This Is The Largest Bird That Ever Existed

It's a bird! It's a plane! Oh, no. It's both!

Such might be the reaction of a time traveler visiting Argentina some six million years ago upon first catching sight of the largest bird that ever existed: Argentavis magnificens.

Argentavis was big. Real big. Big enough for National Geographic to compare the formidable raptor to a Cessna 152 two-seater airplane. It averaged a hefty 70 kilograms (that's over 150 pounds!), and its wingspan measured 7 meters, nearly 23 feet from tip to tip.

This prehistoric avian giant belonged to an extinct family of predatory birds that taxonomists justifiably dubbed teratorns, or "monster birds." Argentavis far outweighed even the largest of its closest modern descendants, like storks, American vultures, and condors. The Andean condor is the current biggest bird in the sky, and it still weighs six times less as Argentavis and boasts only half the wingspan of its ancient ancestor.

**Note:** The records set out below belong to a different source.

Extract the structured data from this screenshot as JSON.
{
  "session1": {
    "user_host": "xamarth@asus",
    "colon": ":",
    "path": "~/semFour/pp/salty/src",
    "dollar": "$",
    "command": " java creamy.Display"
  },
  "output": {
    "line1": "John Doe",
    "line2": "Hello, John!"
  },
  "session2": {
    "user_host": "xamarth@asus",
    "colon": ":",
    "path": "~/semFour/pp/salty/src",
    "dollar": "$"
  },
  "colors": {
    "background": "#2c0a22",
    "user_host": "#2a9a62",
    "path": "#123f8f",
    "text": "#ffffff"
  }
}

Scientists are certain that the largest bird in history got its huge bulk up and flying, but how did it do so, exactly? The aforementioned condor is the world's largest flying bird, but the heaviest — Africa's kori bustard — requires a running start to take to the skies, and it weighs less than a third of Argentavis.

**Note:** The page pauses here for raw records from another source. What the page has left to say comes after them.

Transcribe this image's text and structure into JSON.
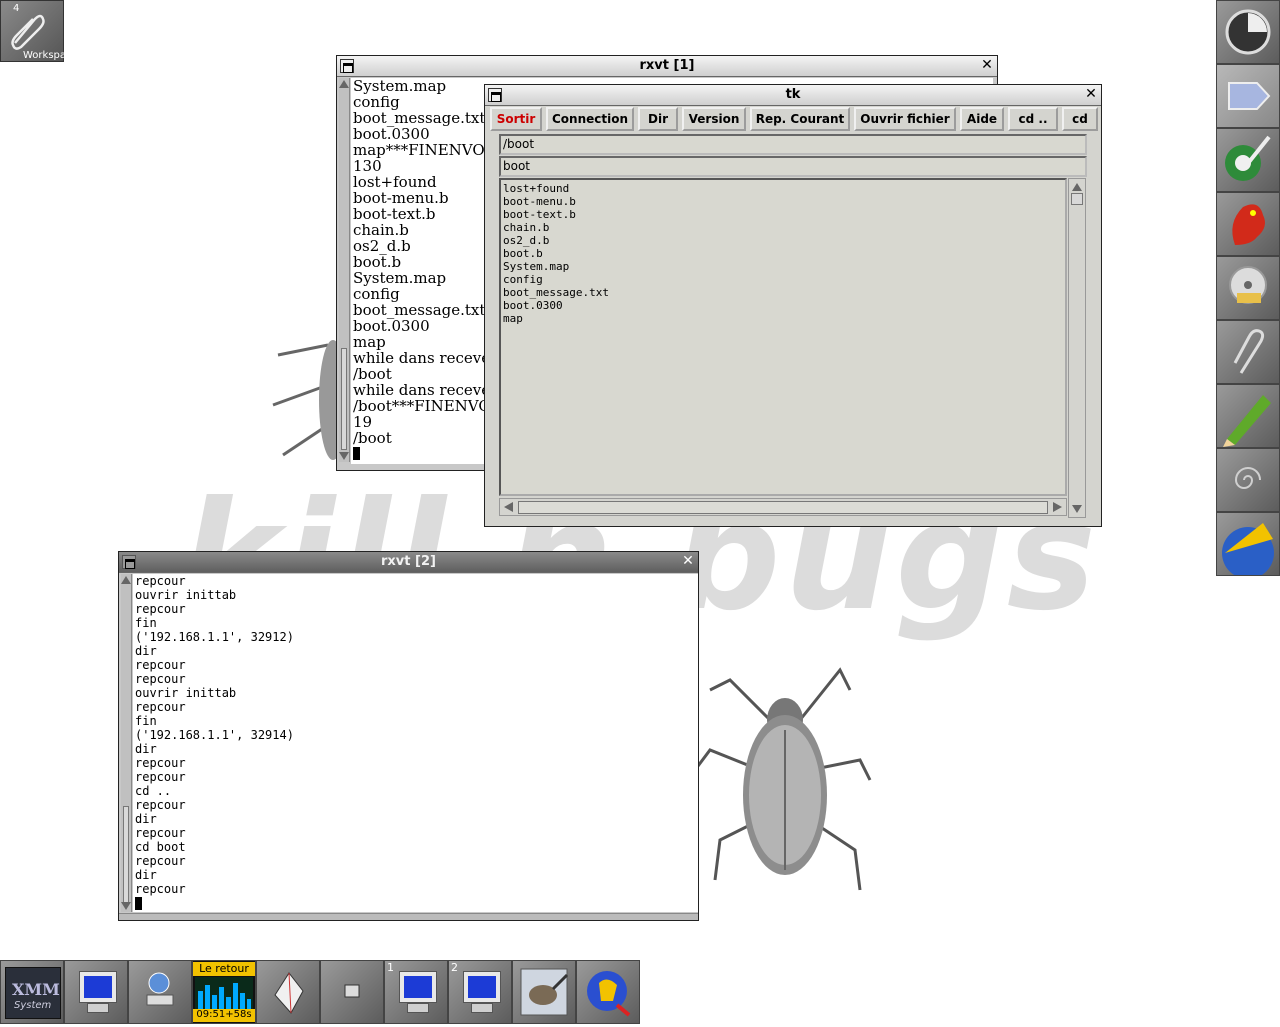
{
  "desktop": {
    "wallpaper_text": "kill  n  bugs",
    "workspace": {
      "number": "4",
      "label": "Workspace"
    }
  },
  "rxvt1": {
    "title": "rxvt  [1]",
    "lines": [
      "System.map",
      "config",
      "boot_message.txt",
      "boot.0300",
      "map***FINENVOI***",
      "130",
      "lost+found",
      "boot-menu.b",
      "boot-text.b",
      "chain.b",
      "os2_d.b",
      "boot.b",
      "System.map",
      "config",
      "boot_message.txt",
      "boot.0300",
      "map",
      "while dans receve",
      "/boot",
      "while dans receve",
      "/boot***FINENVOI***",
      "19",
      "/boot"
    ]
  },
  "tk": {
    "title": "tk",
    "buttons": [
      {
        "label": "Sortir",
        "color": "#cc0000"
      },
      {
        "label": "Connection"
      },
      {
        "label": "Dir"
      },
      {
        "label": "Version"
      },
      {
        "label": "Rep. Courant"
      },
      {
        "label": "Ouvrir fichier"
      },
      {
        "label": "Aide"
      },
      {
        "label": "cd .."
      },
      {
        "label": "cd"
      }
    ],
    "path_value": "/boot",
    "entry_value": "boot",
    "files": [
      "lost+found",
      "boot-menu.b",
      "boot-text.b",
      "chain.b",
      "os2_d.b",
      "boot.b",
      "System.map",
      "config",
      "boot_message.txt",
      "boot.0300",
      "map"
    ]
  },
  "rxvt2": {
    "title": "rxvt  [2]",
    "lines": [
      "repcour",
      "ouvrir inittab",
      "repcour",
      "fin",
      "('192.168.1.1', 32912)",
      "dir",
      "repcour",
      "repcour",
      "ouvrir inittab",
      "repcour",
      "fin",
      "('192.168.1.1', 32914)",
      "dir",
      "repcour",
      "repcour",
      "cd ..",
      "repcour",
      "dir",
      "repcour",
      "cd boot",
      "repcour",
      "dir",
      "repcour"
    ]
  },
  "taskbar": {
    "xmms_label_1": "XMM",
    "xmms_label_2": "System",
    "player_title": "Le retour",
    "player_time": "09:51+58s",
    "desk1": "1",
    "desk2": "2"
  },
  "colors": {
    "accent": "#cc0000",
    "screen_blue": "#1c3bd6",
    "panel_yellow": "#f2c200"
  },
  "dock": {
    "icons": [
      "circle-logo-icon",
      "blank-dock-icon",
      "paint-brush-icon",
      "red-dragon-icon",
      "cd-burner-icon",
      "paperclip-icon",
      "pencil-icon",
      "spiral-icon",
      "earth-icon"
    ]
  }
}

The flight mechanics of a monster bird

Paleontologist Sankar Chatterjee set out to uncover the mechanics of how Argentavis took flight in 2007 and found that it was so big that it needed a little help from geography to get off the ground. His models determined that the bulky bird required a down-slope of at least 10° and a bit of a breeze in its face to achieve liftoff.

Its gargantuan size affected its flight once airborne, as well. Chatterjee used fossil measurements to calculate how much power Argentavis was likely to have been able to generate and found that flapping it wings, lengthy as they were, would not have yielded enough power to keep the beast aloft.

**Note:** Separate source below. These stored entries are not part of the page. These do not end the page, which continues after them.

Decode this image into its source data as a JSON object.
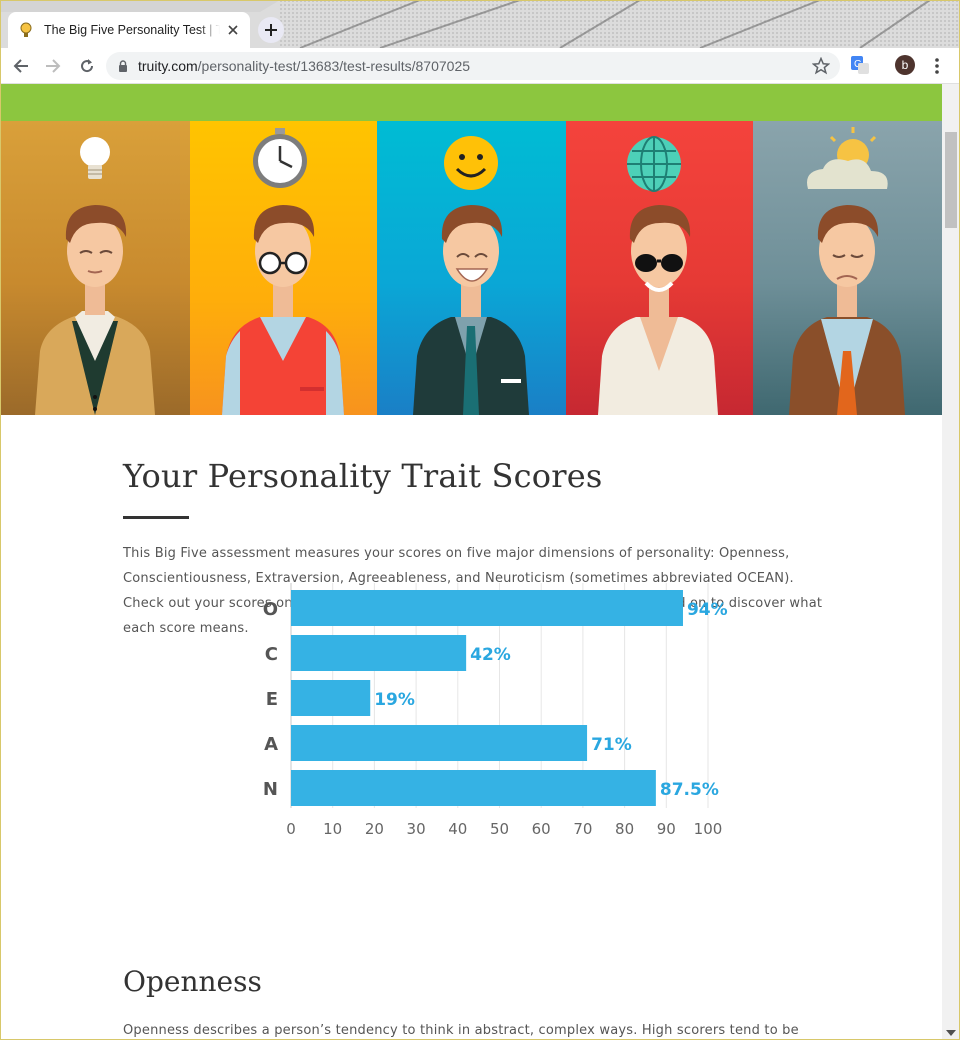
{
  "browser": {
    "tab_title": "The Big Five Personality Test | Truity",
    "url_host": "truity.com",
    "url_path": "/personality-test/13683/test-results/8707025",
    "profile_initial": "b"
  },
  "page": {
    "title": "Your Personality Trait Scores",
    "intro": "This Big Five assessment measures your scores on five major dimensions of personality: Openness, Conscientiousness, Extraversion, Agreeableness, and Neuroticism (sometimes abbreviated OCEAN). Check out your scores on each of the five dimensions in the graph below, then read on to discover what each score means.",
    "section_title": "Openness",
    "section_text": "Openness describes a person’s tendency to think in abstract, complex ways. High scorers tend to be"
  },
  "colors": {
    "accent_green": "#8cc63f",
    "bar_blue": "#35b2e4",
    "label_blue": "#2aa7e0"
  },
  "chart_data": {
    "type": "bar",
    "orientation": "horizontal",
    "categories": [
      "O",
      "C",
      "E",
      "A",
      "N"
    ],
    "values": [
      94,
      42,
      19,
      71,
      87.5
    ],
    "value_labels": [
      "94%",
      "42%",
      "19%",
      "71%",
      "87.5%"
    ],
    "xlim": [
      0,
      100
    ],
    "xticks": [
      "0",
      "10",
      "20",
      "30",
      "40",
      "50",
      "60",
      "70",
      "80",
      "90",
      "100"
    ],
    "grid": true
  }
}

He concluded that the largest bird that ever stalked the skies was an expert glider. The presence of numerous fossils in the foothills of the Andes support the theory that Argentavis rode the air currents rising up the side of the mountains. When it wanted to leave the peaks for the open skies over the South American pampas, it caught columns of rising hot air called thermals to soar at speeds of up to 43 miles per hour in search of prey.

Luckily, the inhabitants of what is now Argentina don't have to worry about monster birds circling overhead. Still, all of us should always be on the lookout for the cassowary, the current most dangerous bird to humans.